5 Takeaways from Our Public Newsroom on Editing 10...

5 Takeaways from Our Public Newsroom on Editing 101

Missed the public newsroom? Watch the recording here on 14 East’s YouTube. 

On Monday, 14 East was joined by editors Sarah Conway of City Bureau and Sujay Kumar of the Chicago Reader to discuss how to work with and become concise and practical editors.

Both Conway and Kumar provided us with a lot of information regarding editing, freelancing and navigating the journalism industry. We’ve also compiled a list of resources for writing, editing, reporting and freelancing (courtesy of Sarah Conway).

Be passionate and remember that often, the writer is the expert. 

While everyone needs an editor to help their stories reach their full potential, it’s good to remember that the writer is the one who spends hours reporting. For reporters, be confident in your abilities and passionate about why your story matters when pitching it. Tell the editor why it’s worth your time and why it’s worth theirs as well.

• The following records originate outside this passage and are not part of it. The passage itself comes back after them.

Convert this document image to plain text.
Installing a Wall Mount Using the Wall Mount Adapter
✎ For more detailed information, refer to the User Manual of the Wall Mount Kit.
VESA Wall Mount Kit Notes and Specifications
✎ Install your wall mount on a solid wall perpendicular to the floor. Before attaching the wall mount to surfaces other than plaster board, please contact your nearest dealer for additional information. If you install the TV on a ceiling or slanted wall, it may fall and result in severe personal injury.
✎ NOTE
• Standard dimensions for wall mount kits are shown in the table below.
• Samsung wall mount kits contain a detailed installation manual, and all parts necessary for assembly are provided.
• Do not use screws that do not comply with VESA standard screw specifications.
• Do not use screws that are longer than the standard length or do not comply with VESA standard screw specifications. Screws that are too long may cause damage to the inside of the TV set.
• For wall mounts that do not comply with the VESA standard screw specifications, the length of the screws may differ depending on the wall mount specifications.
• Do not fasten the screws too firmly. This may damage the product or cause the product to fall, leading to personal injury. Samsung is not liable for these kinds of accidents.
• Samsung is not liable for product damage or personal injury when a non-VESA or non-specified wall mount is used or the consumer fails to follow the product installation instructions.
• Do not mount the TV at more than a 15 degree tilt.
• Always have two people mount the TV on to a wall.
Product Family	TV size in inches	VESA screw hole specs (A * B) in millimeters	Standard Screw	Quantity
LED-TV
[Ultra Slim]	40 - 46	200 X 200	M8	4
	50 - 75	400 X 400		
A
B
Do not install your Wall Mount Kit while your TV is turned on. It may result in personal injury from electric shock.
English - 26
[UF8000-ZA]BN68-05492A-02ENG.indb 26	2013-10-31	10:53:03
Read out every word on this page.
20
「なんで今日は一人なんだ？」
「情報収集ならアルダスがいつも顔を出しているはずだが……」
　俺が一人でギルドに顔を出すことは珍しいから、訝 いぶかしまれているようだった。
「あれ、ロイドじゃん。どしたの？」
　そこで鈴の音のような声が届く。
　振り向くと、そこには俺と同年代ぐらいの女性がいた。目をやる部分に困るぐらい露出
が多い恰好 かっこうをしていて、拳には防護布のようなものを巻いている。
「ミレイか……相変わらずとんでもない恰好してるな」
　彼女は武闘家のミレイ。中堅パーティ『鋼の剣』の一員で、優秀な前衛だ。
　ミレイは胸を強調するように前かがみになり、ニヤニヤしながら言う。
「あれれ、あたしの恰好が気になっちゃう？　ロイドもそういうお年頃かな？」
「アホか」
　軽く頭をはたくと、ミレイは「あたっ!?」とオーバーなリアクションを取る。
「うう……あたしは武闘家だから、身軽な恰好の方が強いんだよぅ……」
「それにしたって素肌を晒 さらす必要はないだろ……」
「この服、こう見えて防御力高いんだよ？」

When working with editors, it’s important to know what you want and how to ask for it. 

While it may be daunting, it’s good for freelancers to decide how much money they should be getting for their work and then negotiate that price with their editors. This includes asking for a kill fee in case that piece doesn’t end up running and establishing a contract before turning in any work.

In the words of Kumar, “It can kind of be like the wild west out there,” so it’s okay if you want something in writing.

When in doubt, pick up the phone. 

Relationships between writers and editors can be tricky to navigate, especially if you see a lot of edits and changes being made to your piece and you don’t understand why. It’s best for both parties to get on the phone and talk about the edits and direction of the piece.

“With a lot of things, you just want to have a conversation and hear them out,” said Conway. “If you really think something needs to go, as an editor, you need to be able to explain the logic as to why it needs to get cut.”

One of the biggest parts of being an editor is good management skills. 

A lot of editing is actually management and organization. If you’re looking to become an editor, learning these skills is a good place to start. Invest some time into learning about project management and gaining skills from other fields that are applicable in journalism.

Identify those who encourage you and want to see you grow.

If possible, it’s good to seek out individuals who provide advice and encouragement but also push you and recognize your full potential. This doesn’t always have to be a formal relationship, either — it can be asking someone to look over work or talk about ideas with anyone who feels like an ally in the journalism world.